Nathalia Garcia/Estadão
Nathalia Garcia/Estadão

Presidente do Corinthians vê alto investimento de rival como 'ponto fora da curva'

Roberto de Andrade admite dificuldade financeira enfrentada pelo clube alvinegro

Nathalia Garcia, O Estado de S. Paulo

26 Maio 2017 | 21h25

Horas depois de o volante Cícero, do São Paulo, dizer na manhã desta sexta-feira que 'dinheiro não faz gol', o presidente do Corinthians, Roberto de Andrade, ratificou o discurso do jogador, em entrevista coletiva no CT Joaquim Grava, ao afirmar que o sucesso de uma equipe não está condicionado à questão financeira.

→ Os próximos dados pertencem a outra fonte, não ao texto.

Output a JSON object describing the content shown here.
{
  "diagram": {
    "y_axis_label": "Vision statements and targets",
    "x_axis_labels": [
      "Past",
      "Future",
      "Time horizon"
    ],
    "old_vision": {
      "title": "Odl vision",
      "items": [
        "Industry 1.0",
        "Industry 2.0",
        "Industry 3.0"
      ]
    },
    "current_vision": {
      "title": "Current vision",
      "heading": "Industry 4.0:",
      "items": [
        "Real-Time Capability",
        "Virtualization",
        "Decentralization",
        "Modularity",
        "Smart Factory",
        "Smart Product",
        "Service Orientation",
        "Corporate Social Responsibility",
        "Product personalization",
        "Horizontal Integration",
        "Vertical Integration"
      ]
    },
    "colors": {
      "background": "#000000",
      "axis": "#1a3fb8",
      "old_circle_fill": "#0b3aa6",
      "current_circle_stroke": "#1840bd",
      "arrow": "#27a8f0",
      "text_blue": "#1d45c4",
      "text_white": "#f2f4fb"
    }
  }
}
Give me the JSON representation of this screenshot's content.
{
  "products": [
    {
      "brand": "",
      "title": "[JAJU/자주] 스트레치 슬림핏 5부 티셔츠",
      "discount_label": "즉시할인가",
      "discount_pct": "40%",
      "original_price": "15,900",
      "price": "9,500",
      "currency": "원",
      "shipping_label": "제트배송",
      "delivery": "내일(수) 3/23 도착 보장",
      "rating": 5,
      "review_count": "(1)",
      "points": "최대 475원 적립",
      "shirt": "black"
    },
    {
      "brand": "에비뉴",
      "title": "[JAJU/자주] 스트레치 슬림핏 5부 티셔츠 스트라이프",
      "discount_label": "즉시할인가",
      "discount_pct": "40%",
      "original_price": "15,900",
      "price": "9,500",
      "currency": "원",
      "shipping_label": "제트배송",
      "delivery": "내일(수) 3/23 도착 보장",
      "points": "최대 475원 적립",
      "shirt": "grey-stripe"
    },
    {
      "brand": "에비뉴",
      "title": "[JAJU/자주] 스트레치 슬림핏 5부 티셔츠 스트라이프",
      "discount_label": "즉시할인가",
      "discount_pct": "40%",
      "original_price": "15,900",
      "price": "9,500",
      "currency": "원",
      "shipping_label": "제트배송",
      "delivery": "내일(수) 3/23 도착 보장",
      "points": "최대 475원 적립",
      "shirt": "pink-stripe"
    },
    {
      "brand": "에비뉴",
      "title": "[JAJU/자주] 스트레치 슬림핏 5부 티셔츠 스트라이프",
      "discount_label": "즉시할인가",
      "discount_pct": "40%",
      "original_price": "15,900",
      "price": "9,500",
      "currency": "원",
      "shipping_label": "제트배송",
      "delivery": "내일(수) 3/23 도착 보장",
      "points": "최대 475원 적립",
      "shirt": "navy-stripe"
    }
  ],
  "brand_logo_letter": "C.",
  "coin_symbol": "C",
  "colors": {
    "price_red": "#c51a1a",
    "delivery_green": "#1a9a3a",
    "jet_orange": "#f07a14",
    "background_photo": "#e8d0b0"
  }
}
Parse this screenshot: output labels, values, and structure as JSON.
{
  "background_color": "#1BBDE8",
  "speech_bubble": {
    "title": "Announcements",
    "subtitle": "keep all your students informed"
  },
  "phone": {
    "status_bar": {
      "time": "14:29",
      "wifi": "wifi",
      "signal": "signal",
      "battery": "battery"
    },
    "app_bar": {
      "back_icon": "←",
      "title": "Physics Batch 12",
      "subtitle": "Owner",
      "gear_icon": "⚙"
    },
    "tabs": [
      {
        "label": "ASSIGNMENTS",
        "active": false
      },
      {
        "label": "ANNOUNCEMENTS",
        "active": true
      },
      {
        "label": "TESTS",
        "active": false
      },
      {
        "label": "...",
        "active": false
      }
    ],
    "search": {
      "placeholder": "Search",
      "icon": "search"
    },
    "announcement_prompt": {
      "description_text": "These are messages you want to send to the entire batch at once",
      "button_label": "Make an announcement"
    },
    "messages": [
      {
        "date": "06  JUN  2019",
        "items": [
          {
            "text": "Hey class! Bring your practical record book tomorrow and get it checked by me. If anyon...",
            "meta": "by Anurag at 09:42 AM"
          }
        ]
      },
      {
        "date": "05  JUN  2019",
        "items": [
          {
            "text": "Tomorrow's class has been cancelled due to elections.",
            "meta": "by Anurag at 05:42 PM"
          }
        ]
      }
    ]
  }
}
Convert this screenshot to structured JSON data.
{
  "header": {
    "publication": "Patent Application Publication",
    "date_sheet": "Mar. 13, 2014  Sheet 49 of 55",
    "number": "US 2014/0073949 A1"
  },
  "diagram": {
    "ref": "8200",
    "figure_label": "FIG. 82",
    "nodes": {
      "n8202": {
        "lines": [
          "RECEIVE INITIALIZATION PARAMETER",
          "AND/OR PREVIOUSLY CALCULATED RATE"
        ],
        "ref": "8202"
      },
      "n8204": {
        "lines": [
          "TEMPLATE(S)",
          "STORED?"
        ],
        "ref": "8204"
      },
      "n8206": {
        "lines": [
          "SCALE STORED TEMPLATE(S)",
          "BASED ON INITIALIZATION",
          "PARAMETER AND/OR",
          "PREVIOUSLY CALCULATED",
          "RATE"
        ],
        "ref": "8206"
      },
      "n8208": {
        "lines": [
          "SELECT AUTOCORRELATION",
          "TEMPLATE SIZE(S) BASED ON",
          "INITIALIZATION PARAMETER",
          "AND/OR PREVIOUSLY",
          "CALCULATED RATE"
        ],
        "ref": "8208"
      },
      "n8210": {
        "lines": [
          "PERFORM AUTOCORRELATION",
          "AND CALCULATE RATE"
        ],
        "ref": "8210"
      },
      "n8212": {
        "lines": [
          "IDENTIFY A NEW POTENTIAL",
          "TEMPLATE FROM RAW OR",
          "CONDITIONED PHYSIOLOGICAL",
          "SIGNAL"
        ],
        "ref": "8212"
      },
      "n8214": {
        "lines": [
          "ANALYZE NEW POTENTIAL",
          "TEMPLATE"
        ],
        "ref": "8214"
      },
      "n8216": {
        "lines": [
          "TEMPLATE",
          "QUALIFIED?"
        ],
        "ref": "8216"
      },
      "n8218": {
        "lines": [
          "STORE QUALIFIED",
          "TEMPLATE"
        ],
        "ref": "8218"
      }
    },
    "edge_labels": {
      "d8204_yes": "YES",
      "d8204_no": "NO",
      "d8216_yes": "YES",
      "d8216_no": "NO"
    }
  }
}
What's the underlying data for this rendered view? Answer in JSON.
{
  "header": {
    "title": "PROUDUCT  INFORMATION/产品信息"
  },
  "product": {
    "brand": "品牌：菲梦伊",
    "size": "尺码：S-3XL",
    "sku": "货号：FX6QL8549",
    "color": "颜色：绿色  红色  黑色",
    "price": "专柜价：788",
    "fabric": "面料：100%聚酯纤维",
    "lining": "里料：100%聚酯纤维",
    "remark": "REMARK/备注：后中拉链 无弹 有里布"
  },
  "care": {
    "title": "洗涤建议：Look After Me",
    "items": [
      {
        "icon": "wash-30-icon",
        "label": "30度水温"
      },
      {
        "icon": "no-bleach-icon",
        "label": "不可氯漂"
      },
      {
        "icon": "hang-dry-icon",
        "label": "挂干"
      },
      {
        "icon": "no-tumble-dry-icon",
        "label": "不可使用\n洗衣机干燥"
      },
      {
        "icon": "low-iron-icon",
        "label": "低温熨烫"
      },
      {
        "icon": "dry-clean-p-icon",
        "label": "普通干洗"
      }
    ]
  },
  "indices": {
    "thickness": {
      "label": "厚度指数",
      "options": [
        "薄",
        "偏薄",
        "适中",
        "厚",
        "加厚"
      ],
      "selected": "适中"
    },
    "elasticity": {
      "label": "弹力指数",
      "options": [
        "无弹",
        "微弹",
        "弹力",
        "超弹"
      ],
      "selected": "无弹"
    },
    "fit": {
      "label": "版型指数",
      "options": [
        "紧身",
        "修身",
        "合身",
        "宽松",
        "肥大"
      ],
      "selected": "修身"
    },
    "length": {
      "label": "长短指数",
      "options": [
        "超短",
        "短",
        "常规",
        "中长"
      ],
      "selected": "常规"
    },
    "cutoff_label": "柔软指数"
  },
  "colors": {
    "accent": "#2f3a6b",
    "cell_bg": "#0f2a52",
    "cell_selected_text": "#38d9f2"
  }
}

"Já trouxemos diversos jogadores que custaram valores pequenos e foram de sucesso no Corinthians, os jogadores mais bem vendidos chegaram com valores baixos. Vimos o Flamengo com um investimento grande, montou um timaço e, infelizmente, tomou gol aos 49 e tudo o que fizeram foi embora. Futebol não é conta exata, sucesso não está atrelado ao dinheiro", afirmou, referindo-se à eliminação do time rubro-negro na Copa Libertadores.

Com investimento mais modesto do que o Palmeiras, Roberto de Andrade cita a parceria do arquirrival com a Crefisa e vê a situação como exceção no futebol brasileiro. "Ninguém tem mais dinheiro do que banco, é desleal, todos os clubes relatam a mesma situação. Esse especificamente é um ponto fora da curva."

O mandatário reconheceu que o Corinthians passa por dificuldades financeiras, mas garantiu que o clube honrará seus compromissos. Recentemente, Coritiba, Penapolense e SEV Hortolândia entraram na Justiça cobrando o pagamento de dívidas pela compra de Kazim, Marlone e Vilson, respectivamente.

"Não é novidade que a gente tem bastante dificuldade financeira e as dificuldades não são poucas. Recentemente, tivemos penhoras por alguns processos antigos que estavam na Justiça por anos. Tivemos de dispor de valores que não estavam previstos no nosso orçamento. Boa parte dos protestos está paga, outros estão em discussão. São valores pequenos, não é estratégia (para acordos). Nossa intenção é pagar 100% do que a gente se compromete comprando ou fazendo contratos", garantiu Roberto de Andrade.

Sem o auxílio da Caixa, que deixou o posto de patrocinador master do Corinthians, o clube continua em busca de investimento. "Estamos buscando, contatando empresas, temos conversas em andamento. Espero que a gente obtenha resultado o mais rápido possível. Confesso que não está fácil, não", afirmou o presidente. 

Roberto de Andrade também exaltou a postura do grupo diante do atraso de salário. "Este ano não conseguimos honrar o salário no dia duas vezes. Só foi possível alcançar os objetivos pelo grupo que temos e pela comissão técnica. Jogador é sempre dito como mercenário e aqui, no Corinthians, não é assim."